Spectral and transport properties of the two-dimensional Lieb lattice

TL;DR

This paper investigates the unique spectral and transport properties of the two-dimensional Lieb lattice, focusing on flat bands, edge states, and responses to magnetic and electric fields, revealing complex behaviors and symmetries.

Contribution

It provides a detailed analysis of the Lieb lattice's spectral features, edge states, and their responses to external fields, including disorder effects and transmittance symmetry.

Findings

Flat band behavior under disorder and fields analyzed

Edge states with nontrivial properties identified

Symmetry of transmittance matrix revealed

Abstract

The specific topology of the line centered square lattice (known also as the Lieb lattice) induces remarkable spectral properties as the macroscopically degenerated zero energy flat band, the Dirac cone in the low energy spectrum, and the peculiar Hofstadter-type spectrum in magnetic field. We study here the properties of the finite Lieb lattice with periodic and vanishing boundary conditions.
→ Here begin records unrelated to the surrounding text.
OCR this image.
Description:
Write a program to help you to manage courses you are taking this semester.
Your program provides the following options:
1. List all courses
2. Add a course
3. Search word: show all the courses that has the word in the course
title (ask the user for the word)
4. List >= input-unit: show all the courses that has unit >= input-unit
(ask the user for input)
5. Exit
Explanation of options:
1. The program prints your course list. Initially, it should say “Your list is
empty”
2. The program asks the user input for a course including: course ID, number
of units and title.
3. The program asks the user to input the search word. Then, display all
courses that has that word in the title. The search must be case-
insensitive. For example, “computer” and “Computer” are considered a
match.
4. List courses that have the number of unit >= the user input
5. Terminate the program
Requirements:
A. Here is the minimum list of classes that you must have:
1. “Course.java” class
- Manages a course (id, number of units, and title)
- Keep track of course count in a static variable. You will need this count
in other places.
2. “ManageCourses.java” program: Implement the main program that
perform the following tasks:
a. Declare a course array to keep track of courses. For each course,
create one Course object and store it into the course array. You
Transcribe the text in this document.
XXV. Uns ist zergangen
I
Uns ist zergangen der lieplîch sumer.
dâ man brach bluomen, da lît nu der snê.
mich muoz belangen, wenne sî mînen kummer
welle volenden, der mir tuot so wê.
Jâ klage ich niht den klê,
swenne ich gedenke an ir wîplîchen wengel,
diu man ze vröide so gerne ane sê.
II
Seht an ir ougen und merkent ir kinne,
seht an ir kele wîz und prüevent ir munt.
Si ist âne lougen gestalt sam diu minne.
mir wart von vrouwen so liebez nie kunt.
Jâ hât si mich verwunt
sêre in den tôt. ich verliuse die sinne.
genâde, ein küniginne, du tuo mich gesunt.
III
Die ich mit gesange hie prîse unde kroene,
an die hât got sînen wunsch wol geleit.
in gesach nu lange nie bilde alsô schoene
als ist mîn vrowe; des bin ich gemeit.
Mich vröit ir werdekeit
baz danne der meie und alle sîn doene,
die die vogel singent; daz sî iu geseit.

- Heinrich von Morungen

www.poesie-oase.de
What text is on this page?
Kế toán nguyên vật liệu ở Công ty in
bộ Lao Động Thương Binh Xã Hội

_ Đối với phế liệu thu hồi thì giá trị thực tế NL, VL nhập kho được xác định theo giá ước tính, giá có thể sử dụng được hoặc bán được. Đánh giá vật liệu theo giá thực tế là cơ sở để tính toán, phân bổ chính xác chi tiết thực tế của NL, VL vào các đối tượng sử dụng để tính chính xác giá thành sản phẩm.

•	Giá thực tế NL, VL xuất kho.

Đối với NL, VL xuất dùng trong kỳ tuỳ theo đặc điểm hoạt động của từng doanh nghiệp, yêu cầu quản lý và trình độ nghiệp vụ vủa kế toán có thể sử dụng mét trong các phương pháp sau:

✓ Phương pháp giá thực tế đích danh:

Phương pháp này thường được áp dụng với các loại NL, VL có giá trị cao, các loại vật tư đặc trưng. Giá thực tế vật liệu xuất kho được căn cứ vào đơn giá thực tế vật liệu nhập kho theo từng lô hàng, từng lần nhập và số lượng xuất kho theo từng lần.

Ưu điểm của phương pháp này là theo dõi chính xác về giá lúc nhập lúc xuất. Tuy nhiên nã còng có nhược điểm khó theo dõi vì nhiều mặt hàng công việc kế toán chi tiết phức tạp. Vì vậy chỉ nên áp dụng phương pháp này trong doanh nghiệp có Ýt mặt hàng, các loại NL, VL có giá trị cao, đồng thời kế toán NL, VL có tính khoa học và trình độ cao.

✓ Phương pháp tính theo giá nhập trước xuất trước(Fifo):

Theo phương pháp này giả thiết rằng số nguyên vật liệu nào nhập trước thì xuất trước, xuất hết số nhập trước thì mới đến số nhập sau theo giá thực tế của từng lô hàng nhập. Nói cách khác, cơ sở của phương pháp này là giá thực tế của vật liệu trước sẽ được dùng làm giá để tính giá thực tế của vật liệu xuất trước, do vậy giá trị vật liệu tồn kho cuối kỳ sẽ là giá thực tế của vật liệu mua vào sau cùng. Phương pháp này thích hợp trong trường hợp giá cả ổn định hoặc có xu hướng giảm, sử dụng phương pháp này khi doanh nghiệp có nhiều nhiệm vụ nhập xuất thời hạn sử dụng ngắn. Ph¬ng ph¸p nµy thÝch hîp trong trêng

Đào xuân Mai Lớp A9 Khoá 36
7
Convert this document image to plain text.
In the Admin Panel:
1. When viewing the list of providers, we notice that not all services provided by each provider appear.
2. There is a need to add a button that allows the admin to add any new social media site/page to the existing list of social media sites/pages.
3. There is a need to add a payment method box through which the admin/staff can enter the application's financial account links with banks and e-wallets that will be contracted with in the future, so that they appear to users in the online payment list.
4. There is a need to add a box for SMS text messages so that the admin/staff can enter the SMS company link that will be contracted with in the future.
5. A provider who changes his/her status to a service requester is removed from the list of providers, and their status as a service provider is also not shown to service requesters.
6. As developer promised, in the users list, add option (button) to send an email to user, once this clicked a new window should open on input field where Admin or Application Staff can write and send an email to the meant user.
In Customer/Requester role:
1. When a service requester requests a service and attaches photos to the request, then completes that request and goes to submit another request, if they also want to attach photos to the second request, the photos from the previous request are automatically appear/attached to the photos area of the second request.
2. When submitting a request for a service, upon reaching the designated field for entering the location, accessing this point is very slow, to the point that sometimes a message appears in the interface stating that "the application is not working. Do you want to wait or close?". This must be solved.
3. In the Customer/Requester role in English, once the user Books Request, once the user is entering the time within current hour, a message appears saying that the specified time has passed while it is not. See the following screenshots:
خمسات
We find out the behavior of the flat band induced by disorder and external magnetic and electric fields. We show that in the confined Lieb plaquette threaded by a perpendicular magnetic flux there are edge states with nontrivial behavior. The specific class of twisted edge states, which have alternating chirality, are sensitive to disorder and do not support IQHE, but contribute to the longitudinal resistance. The symmetry of the transmittance matrix in the energy range where these states are located is revealed. The diamagnetic moments of the bulk and edge states in the Dirac-Landau domain, and also of the flat states in crossed magnetic and electric fields are shown.